UCare, is a nonprofit health plan for Medicare-eligible residents, people enrolled in state health care programs like MinnesotaCare and medical assistance, as well as adults with disabilities. The company partnered with the U of M in 2002 to provide preventive and restorative dentistry to residents. While the clinic spends most of the time in the Twin Cities area, dentists and dental students take the dental clinic outstate one out of every four weeks to treat patients.
“The need has been there and we’ve been aware of it as a profession for a long time,” Conlin said. “We’re just trying to do something about these problems as best we can.”
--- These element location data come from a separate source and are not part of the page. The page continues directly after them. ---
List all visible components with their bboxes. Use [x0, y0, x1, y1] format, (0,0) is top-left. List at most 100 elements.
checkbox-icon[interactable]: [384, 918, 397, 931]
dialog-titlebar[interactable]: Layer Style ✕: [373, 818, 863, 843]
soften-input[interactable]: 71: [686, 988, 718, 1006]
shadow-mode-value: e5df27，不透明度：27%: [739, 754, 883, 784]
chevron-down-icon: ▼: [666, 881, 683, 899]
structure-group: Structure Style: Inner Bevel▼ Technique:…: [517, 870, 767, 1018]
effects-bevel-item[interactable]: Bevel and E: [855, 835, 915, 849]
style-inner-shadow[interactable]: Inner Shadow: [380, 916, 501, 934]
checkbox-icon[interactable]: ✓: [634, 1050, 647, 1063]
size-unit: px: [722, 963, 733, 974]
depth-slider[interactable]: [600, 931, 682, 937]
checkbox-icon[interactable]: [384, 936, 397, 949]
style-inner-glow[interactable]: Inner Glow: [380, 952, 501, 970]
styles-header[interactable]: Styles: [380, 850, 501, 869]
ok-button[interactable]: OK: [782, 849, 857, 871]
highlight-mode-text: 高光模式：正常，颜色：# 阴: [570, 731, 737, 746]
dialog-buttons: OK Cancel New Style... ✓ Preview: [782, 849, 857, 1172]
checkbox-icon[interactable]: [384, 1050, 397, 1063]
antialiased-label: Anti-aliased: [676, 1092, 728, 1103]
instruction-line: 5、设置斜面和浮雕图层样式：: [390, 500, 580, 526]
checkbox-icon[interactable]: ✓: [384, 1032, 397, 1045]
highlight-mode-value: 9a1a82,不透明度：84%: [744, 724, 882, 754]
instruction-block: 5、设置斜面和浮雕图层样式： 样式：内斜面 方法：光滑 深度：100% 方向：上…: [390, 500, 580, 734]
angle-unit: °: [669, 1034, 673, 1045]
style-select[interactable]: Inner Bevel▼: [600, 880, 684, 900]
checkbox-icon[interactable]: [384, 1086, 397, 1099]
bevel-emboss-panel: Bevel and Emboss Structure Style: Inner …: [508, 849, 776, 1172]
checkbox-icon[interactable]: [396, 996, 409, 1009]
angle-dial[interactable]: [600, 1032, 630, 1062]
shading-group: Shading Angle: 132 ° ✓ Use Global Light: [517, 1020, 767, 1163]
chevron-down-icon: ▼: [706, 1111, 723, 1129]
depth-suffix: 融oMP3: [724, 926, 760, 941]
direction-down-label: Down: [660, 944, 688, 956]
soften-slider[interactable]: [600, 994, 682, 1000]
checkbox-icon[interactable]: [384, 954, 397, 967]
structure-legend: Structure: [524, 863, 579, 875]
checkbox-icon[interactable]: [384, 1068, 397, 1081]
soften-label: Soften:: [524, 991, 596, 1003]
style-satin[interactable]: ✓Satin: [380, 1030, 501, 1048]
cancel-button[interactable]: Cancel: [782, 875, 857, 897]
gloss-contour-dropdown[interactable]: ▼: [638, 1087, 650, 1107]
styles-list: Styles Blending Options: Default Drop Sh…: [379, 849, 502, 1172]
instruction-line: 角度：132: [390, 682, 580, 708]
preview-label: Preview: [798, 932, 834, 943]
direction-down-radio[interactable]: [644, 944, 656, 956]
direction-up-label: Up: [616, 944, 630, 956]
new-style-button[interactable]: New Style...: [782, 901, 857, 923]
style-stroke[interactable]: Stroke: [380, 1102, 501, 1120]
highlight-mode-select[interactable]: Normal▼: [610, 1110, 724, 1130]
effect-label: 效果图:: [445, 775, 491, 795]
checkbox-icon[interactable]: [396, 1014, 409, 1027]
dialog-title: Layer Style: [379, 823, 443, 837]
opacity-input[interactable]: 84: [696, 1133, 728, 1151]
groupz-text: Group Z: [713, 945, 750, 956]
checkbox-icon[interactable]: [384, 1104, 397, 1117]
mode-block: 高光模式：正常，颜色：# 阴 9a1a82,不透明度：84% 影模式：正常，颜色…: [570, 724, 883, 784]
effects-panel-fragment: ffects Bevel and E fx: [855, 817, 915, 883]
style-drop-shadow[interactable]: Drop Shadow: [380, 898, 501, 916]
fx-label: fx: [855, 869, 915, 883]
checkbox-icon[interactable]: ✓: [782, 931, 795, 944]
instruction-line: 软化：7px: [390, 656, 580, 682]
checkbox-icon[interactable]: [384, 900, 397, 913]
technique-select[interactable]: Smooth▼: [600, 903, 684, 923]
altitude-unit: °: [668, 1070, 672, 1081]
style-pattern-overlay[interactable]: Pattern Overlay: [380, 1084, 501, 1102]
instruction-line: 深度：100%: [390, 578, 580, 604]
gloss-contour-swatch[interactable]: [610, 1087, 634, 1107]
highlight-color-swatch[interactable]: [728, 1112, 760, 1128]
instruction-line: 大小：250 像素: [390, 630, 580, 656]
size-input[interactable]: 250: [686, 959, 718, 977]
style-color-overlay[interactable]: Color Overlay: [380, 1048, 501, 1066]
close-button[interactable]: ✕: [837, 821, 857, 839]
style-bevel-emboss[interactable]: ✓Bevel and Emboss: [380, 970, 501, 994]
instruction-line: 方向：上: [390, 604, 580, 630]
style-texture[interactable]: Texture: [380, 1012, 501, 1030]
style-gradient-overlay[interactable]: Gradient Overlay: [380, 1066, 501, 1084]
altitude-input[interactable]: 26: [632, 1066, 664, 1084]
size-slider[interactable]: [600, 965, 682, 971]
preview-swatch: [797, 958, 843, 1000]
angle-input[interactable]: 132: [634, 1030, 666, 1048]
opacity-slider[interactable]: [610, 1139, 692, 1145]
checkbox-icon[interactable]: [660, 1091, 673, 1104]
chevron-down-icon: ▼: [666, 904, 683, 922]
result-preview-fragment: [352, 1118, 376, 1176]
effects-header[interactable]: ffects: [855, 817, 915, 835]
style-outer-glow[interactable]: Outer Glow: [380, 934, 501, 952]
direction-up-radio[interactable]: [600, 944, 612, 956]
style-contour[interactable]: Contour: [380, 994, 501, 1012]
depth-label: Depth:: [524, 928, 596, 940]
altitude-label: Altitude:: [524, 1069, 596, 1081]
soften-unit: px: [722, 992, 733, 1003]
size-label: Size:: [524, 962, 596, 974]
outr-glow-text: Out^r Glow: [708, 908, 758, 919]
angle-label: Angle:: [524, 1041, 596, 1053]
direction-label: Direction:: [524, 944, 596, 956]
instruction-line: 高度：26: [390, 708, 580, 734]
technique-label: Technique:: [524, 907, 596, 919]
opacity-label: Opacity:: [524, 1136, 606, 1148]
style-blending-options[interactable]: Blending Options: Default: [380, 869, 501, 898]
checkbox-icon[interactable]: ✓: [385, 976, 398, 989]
Studies have shown a correlation between oral health and general health, yet not everyone in Minnesota has easy access to dental care. While there were about 3,000 dentists in the state in 2006, most dental practices are in metropolitan areas like the Twin Cities, and not in areas like Austin, Winona or Thief River Falls, all places the dental clinic has visited over the years.
For people like Concepcion Rubio-Garcia, the dental clinic is a boon.
“It’s very good, because I don’t have to go to Rochester or elsewhere to get care for myself and my children,” she said Tuesday.
The mobile dental clinic is parked at Our Savior’s Lutheran Church in Austin this week, in order to treat Mower County residents.